Since the training_images and the sampled_images do not come close to matching, even after setting timesteps to 20,000, this has lead to confusion about a couple of areas:

  1. is the diffusion.sample() training the model and returning the predictions on the training data?
  2. if I want a model to recreate the input data I am assuming that the objective should = 'pred_x0'. Is this assumption correct?
  3. if I want a model to predict the noise in the data I am assuming that the objective should = 'pred_noise'. Is this assumption correct?

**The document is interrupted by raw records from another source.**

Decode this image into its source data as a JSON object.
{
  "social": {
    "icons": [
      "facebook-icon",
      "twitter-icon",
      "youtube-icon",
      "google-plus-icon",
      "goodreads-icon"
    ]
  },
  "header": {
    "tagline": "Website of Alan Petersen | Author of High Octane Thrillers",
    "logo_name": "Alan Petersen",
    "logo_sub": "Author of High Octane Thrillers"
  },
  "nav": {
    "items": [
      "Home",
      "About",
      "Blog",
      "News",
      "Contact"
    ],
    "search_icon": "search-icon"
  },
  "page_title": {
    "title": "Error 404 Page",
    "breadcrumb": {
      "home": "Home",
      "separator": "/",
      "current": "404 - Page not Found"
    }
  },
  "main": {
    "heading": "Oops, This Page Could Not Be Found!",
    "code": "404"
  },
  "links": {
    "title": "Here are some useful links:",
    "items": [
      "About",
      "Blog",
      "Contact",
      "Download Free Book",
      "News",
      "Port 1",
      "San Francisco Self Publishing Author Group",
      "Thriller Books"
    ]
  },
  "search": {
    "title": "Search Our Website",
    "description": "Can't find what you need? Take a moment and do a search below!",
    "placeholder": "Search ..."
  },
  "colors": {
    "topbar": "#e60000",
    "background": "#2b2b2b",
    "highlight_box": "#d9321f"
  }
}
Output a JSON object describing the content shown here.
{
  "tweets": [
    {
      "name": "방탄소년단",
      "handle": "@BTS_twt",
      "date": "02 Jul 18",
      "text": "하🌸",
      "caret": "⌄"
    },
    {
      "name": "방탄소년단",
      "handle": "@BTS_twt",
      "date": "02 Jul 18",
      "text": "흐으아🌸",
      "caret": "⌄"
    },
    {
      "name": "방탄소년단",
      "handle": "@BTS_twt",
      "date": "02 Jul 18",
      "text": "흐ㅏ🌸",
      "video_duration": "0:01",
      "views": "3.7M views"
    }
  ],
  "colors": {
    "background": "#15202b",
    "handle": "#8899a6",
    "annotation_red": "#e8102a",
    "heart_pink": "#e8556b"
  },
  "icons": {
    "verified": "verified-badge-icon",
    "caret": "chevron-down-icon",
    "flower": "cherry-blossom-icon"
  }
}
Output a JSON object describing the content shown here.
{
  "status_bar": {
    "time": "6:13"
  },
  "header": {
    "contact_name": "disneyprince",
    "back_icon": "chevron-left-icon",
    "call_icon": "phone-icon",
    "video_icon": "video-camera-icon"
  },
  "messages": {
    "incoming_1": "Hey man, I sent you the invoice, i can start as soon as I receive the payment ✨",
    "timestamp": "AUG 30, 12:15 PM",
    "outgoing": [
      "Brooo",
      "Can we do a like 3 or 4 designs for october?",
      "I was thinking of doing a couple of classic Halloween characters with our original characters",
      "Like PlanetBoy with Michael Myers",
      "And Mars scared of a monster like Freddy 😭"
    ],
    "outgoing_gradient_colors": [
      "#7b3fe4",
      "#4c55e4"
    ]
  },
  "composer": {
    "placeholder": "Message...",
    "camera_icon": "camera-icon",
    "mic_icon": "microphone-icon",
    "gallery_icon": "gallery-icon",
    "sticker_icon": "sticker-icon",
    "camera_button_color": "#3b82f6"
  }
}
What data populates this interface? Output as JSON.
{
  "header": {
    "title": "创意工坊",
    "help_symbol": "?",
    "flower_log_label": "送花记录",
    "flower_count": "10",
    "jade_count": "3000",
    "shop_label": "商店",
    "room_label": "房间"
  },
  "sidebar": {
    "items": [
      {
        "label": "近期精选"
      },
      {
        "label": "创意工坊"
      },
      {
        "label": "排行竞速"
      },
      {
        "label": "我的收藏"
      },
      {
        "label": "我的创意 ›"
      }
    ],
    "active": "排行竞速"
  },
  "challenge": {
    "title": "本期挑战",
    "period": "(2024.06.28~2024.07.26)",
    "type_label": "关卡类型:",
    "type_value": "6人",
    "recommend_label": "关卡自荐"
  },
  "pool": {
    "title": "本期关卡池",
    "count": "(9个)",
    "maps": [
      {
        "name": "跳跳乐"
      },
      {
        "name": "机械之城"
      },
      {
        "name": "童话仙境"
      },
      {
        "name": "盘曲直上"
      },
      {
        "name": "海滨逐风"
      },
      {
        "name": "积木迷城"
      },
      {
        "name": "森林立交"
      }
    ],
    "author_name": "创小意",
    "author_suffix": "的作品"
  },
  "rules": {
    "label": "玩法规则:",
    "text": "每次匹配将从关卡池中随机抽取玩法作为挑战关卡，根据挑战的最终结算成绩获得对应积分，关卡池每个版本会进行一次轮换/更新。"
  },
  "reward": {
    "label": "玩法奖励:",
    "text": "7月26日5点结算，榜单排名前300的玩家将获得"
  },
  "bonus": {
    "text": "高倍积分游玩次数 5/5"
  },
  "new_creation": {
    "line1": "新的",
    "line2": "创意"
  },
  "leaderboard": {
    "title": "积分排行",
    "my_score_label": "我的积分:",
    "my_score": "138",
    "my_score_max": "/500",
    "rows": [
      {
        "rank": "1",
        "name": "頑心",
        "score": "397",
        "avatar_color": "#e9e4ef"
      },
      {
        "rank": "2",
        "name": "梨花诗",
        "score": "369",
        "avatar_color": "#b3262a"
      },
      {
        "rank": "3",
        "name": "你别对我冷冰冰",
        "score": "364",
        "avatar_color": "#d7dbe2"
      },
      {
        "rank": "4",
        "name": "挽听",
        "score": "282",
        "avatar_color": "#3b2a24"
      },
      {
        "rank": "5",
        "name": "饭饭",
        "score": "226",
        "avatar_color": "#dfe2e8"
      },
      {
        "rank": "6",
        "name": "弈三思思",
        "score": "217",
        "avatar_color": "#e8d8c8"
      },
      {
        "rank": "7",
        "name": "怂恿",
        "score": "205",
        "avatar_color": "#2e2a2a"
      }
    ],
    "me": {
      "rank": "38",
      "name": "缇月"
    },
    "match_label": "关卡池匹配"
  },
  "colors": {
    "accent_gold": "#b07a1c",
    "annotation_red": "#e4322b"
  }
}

  4. if diffusion.sample() is training the model and returning predictions, how can I use the trained model to just output predictions without the training step?
Adrian744 commented 1 year ago
  1. No, diffusion.sample(X) will simply generate X outputs based on the trained model.
  2. No. The objective is simply a learning strategy which will be used in the training process. The output itself is always a image which should look like a image from your dataset.
  3. See 2.
  4. see 1. What you need to do, is to use the trainer class as in the read.me described. It will make your life more easy.